To support teams desiring specific token functionality, the registry supports enrolling "custom" tokens. Governance may instruct the token registry to change the official local representation of a token to a new address. Any ERC20-compliant contract that allows the Bridge Router to mint & burn tokens may be enrolled as a custom token.

When a custom token is enrolled, that token no longer has a 1:1 correspondence between local representation and canonical identifier. Instead, there are >1 local representations. Incoming transfers mint the latest representation (the most recently enrolled custom token), while outgoing transfer may burn any previous representation. This ensures that users' tokens are never invalidated, but new users get the best version.
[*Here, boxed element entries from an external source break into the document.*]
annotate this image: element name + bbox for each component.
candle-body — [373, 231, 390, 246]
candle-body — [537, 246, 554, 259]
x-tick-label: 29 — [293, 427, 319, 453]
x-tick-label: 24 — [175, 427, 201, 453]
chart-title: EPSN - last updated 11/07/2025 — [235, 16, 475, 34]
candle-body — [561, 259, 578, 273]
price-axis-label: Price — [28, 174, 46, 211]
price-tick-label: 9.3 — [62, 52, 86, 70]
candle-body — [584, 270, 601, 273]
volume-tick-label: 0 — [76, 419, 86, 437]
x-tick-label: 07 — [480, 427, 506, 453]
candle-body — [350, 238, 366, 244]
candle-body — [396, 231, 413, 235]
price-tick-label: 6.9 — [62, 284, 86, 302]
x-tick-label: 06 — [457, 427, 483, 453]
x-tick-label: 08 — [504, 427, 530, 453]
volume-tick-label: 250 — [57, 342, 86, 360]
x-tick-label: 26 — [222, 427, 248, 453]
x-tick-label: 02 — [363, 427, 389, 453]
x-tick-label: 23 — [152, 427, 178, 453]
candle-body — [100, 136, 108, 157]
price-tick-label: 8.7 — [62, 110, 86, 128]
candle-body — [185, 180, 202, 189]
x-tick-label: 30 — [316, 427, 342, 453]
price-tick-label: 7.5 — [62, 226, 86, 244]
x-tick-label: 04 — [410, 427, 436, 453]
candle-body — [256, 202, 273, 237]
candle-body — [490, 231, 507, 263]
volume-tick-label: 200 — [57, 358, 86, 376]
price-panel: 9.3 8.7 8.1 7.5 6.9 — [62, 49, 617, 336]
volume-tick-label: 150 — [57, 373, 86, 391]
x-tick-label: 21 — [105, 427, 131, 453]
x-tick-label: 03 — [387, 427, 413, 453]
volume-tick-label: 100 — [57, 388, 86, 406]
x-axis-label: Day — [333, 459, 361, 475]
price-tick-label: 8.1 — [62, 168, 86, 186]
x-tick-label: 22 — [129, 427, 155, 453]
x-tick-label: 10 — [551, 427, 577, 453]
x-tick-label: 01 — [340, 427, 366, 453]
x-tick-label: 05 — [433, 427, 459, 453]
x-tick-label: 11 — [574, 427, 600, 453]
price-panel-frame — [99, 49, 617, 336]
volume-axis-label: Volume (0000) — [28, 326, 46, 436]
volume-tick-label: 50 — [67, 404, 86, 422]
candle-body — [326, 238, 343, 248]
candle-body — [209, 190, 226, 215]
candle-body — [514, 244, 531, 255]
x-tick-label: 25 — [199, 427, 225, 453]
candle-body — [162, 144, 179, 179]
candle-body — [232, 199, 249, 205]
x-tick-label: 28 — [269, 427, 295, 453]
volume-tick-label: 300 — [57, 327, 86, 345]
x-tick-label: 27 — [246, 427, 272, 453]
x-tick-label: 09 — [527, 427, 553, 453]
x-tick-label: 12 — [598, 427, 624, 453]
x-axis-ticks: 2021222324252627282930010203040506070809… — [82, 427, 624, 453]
For convenience, we also expose a migrate function that allows users to immediately exchange any previous representation for the latest representation. This allows a user to upgrade outdated representations and receive the latest without dispatching a cross-chain message.

Dust

We provide the users with dust in order to facilitate their onboarding to the chain (all chains apart from Ethereum).

We provide no guarantees to the end users that they will necessarily receive gas from the Dust feature. We provide it in good faith that it won't be abused and will be used by users who need it.

Dust is donated by people who are incentivized for users to have gas after they bridge. Large $$$ values of dust should not be donated at any given time and we are actively talking with teams to avoid doing so.

It is hoped that the gas is used for genuine users, but not a concern if the gas is used improperly, as it should be of negligible importance to the donor.